Emperyalist-Kapitalist sistem ve özelleştirmeler halkın sağlığına zararlıdır
Koronavirüs salgını açıkça gösterdi ki mevcut emperyalist-kapitalist sistem gerekli önlemleri almadı, alamadı, insanlığı bu büyük felakete sürükledi. Emperyalist-kapitalist sistemin kendisi bir virüstür. Neoliberal politikalar, kamu kurumlarının özel şirketler lehine budanmasının her sorunu çözeceği anlayışı, piyasanın görünmez düzenleyici eli önermesi boş bir safsatadır. Hızla özelleştirilen kamu kaynakları sermayenin çıkarlarını öne çıkararak toplum sağlığını hiçe saymıştır. Halkların planlı, kamucu, toplumcu bir sisteme ihtiyacı vardır.
Hastalar müşteri, hastaneler ticarethane, doktorlar tüccar, eczacılar tahsildar değildir
Küresel salgın ve ekonomik kriz birlikte büyüyor. Halk sağlığını, patronlar kârını, AKP iktidarını düşünüyor. Sağlık en temel insan haklarından biridir. Herkese ulaşılabilir, nitelikli, eşit ve parasız sağlık hizmeti mümkündür. Yerli ve yabancı tüm özel hastaneler ve ilaç fabrikaları kamulaştırmalıdır. Patronların kârını değil, halkın sağlığını gözeten, insanca toplumcu bir düzen kurulmalıdır.
- Sağlık Bakanlığı tarafından uygulamaya konulan ve temel amacı kamu sağlık hizmetlerinin piyasaya açılması, ticarileştirilmesi ve özelleştirilmesi olan tüm kararname ve yasalar yürürlükten kaldırılmalıdır.
- Hastalardan muayene ücreti, ilaç katkı payı adı altında alınan her türlü ücret kaldırılmalıdır.
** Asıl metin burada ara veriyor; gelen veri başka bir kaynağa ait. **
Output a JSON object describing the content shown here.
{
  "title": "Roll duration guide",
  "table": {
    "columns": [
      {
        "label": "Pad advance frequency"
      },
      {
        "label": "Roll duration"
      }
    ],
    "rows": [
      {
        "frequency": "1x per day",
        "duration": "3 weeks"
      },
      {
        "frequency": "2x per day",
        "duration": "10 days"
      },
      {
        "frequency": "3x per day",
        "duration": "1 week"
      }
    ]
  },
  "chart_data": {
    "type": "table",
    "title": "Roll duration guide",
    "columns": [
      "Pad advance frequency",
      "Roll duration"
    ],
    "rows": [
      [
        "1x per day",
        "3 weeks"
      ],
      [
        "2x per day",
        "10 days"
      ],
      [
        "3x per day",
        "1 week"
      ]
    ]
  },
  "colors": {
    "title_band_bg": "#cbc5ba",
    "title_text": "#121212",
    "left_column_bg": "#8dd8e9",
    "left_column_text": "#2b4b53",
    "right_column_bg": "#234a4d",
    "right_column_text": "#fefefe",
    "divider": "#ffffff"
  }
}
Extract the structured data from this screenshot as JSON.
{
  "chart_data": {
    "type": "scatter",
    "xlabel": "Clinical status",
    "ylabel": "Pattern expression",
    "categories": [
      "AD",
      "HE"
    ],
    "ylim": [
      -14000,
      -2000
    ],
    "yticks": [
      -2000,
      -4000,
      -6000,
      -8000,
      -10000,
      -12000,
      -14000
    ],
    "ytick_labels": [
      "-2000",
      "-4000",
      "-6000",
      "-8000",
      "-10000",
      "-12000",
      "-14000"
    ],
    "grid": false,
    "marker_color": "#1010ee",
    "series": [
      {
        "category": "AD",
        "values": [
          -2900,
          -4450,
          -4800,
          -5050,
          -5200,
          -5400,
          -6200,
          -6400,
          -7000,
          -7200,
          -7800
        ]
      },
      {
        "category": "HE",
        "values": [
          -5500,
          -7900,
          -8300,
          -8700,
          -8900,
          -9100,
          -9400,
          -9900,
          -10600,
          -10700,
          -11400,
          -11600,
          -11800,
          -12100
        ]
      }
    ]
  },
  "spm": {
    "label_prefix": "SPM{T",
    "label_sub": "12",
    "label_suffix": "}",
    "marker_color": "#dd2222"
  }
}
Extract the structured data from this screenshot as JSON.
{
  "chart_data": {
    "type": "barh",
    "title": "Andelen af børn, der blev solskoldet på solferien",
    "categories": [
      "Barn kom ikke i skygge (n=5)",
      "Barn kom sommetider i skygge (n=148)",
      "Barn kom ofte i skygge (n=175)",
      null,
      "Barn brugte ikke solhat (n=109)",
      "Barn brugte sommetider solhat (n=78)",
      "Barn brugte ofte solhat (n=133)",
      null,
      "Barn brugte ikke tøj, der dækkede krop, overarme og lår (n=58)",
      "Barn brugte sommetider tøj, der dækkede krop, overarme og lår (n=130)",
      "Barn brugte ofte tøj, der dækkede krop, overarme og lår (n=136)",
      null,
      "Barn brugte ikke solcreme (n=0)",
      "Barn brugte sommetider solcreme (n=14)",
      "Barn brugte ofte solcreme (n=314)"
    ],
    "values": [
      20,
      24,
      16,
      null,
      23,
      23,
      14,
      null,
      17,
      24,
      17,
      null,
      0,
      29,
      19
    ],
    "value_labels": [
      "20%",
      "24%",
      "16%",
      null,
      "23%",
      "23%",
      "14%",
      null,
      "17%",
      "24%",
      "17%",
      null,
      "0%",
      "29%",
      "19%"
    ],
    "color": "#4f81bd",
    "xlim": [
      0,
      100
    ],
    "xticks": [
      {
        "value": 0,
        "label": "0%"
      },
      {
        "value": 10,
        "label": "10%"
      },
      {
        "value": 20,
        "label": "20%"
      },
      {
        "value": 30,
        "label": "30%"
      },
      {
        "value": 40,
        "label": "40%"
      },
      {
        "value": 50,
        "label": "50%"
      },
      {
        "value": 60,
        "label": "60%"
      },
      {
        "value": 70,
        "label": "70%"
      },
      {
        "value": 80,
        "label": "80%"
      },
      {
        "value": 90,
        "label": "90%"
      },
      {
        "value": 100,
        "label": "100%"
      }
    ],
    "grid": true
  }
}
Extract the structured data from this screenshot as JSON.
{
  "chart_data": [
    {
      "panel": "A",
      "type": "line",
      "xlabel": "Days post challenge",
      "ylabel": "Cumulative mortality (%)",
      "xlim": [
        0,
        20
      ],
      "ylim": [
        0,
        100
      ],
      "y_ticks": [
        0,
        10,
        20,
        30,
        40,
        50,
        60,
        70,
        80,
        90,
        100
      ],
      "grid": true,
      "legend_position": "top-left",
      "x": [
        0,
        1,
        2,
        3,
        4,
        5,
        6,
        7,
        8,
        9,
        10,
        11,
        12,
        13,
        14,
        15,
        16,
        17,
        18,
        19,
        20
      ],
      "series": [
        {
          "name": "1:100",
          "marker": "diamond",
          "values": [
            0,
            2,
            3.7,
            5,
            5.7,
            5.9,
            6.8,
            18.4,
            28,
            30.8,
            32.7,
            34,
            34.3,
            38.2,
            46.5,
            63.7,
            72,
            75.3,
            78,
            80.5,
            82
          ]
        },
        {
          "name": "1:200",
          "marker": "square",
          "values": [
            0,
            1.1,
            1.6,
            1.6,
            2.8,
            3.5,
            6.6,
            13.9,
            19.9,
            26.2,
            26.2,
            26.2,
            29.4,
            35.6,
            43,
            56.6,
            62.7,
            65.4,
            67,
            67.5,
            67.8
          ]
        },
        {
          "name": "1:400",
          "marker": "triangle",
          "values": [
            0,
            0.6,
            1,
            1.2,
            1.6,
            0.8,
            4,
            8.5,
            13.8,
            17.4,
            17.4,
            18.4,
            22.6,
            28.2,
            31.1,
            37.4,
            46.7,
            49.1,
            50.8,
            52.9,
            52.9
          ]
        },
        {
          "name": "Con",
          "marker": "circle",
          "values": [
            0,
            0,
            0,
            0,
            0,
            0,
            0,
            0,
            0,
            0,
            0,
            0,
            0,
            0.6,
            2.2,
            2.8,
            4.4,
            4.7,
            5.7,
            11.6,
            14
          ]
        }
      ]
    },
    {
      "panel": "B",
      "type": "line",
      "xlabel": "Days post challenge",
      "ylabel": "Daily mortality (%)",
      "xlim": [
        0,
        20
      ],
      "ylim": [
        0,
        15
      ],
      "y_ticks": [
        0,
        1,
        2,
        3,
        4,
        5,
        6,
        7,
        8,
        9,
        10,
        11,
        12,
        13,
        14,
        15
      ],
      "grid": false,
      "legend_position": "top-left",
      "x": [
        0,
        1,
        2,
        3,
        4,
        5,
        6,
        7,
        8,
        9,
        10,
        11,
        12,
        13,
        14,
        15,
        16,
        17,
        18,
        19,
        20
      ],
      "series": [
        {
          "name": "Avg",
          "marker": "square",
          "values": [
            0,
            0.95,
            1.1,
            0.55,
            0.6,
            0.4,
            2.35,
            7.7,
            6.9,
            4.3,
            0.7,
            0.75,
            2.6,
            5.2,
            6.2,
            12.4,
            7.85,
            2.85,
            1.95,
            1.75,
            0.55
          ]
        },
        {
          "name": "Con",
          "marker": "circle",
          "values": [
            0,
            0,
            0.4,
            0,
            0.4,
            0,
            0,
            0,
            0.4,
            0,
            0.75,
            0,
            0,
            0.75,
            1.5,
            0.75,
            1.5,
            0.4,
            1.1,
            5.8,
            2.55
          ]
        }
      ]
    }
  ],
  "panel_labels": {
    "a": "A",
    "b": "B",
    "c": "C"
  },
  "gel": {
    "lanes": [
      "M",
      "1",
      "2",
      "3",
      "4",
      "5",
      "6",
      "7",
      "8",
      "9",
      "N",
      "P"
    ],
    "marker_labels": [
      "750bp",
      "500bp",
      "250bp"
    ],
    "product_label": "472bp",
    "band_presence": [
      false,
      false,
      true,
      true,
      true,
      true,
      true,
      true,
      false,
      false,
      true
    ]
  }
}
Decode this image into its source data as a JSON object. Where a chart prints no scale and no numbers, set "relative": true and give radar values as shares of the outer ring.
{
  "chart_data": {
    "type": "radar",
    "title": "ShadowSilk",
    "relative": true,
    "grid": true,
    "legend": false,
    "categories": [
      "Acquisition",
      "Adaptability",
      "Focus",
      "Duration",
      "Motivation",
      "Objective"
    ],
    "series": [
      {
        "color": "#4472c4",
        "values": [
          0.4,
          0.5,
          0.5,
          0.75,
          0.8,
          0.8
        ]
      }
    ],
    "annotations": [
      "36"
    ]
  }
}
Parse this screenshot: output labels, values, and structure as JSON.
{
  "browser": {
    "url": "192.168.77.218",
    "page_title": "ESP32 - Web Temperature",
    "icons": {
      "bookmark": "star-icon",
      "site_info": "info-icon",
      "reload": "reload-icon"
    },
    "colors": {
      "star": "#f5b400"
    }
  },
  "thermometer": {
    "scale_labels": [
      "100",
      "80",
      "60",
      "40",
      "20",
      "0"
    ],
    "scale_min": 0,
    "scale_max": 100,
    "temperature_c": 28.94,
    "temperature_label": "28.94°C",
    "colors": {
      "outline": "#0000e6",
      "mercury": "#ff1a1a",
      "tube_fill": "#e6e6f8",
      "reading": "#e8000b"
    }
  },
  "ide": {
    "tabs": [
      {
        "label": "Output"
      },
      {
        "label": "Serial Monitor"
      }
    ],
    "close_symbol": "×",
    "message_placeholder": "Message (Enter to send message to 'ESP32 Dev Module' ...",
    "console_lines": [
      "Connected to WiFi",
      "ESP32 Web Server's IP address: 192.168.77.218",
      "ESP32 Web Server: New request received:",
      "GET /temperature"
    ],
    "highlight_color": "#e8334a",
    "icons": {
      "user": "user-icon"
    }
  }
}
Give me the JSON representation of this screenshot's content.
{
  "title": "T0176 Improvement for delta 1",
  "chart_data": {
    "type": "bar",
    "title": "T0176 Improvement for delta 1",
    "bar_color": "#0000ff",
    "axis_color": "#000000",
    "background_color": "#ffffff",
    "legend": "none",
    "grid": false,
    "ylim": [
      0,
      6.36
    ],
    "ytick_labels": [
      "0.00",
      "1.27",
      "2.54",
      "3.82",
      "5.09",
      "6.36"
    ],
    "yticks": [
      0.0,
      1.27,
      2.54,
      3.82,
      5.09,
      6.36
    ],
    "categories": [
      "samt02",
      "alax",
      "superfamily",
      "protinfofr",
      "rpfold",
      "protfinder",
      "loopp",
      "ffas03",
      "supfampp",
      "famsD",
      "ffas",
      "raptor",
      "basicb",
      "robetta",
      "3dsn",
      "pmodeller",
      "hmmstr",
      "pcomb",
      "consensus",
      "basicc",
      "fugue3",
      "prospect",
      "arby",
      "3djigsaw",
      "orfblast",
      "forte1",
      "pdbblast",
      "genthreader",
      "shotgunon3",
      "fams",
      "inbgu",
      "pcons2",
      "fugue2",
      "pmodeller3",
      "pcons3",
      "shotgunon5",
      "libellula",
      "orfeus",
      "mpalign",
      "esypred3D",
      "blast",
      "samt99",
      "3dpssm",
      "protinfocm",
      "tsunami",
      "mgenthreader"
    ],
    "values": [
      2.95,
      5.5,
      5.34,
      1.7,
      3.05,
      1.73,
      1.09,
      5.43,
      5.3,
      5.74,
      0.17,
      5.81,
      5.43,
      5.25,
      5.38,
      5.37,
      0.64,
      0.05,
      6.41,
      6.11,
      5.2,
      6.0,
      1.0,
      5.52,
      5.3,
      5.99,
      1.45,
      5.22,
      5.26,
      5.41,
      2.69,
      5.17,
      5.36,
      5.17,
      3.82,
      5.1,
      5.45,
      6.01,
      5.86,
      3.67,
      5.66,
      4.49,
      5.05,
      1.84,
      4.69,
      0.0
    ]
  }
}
- Hasta ile sağlık çalışanı ilişkisini maddi bir ilişkiye dönüştüren, hastayı müşteri olarak gören, hasta sağlığından ziyade ne kadar para ve puan kazandırdığına odaklanan performans sistemi kaldırılmalıdır.
- Tüm özel hastaneler derhal kamulaştırılarak “Kamu Özel Ortaklığı” adı altında kamu kaynaklarının sermayenin çıkarları doğrultusunda kullanılmasına son verilmeli ve sağlık hizmetleri kamu eliyle tel elden gerçekleştirilmelidir.
- Tüm topluma, sağlık temel insan hakkıdır düşüncesiyle; insanın doğumundan ölümüne kadar devam eden; ulaşılabilir, nitelikli, eşit ve parasız sağlık hizmeti verilmelidir.
- İlaç, aşı ve tıbbi malzemelerin üretimini kamu eliyle sağlamak için, mevcut tüm ilaç fabrikaları kamulaştırarak dışa bağımlılık ortadan kaldırılmalıdır.
Bu düzen değişmelidir. İnsanın insanı sömürmediği; işçilerin, emekçilerin, üretenlerin iktidarda söz, yetki ve karar sahibi olduğu; insanca, toplumcu bir düzen kurulmalıdır.
Milyarder patronları değil, milyonlarca emekçi yurttaşı koruyan savaşsız sömürüsüz yeni bir Türkiye’de; gündüzlerinde sömürülmeyen, gecelerinde aç yatılmayan güneşli güzel günler ellerimizdedir.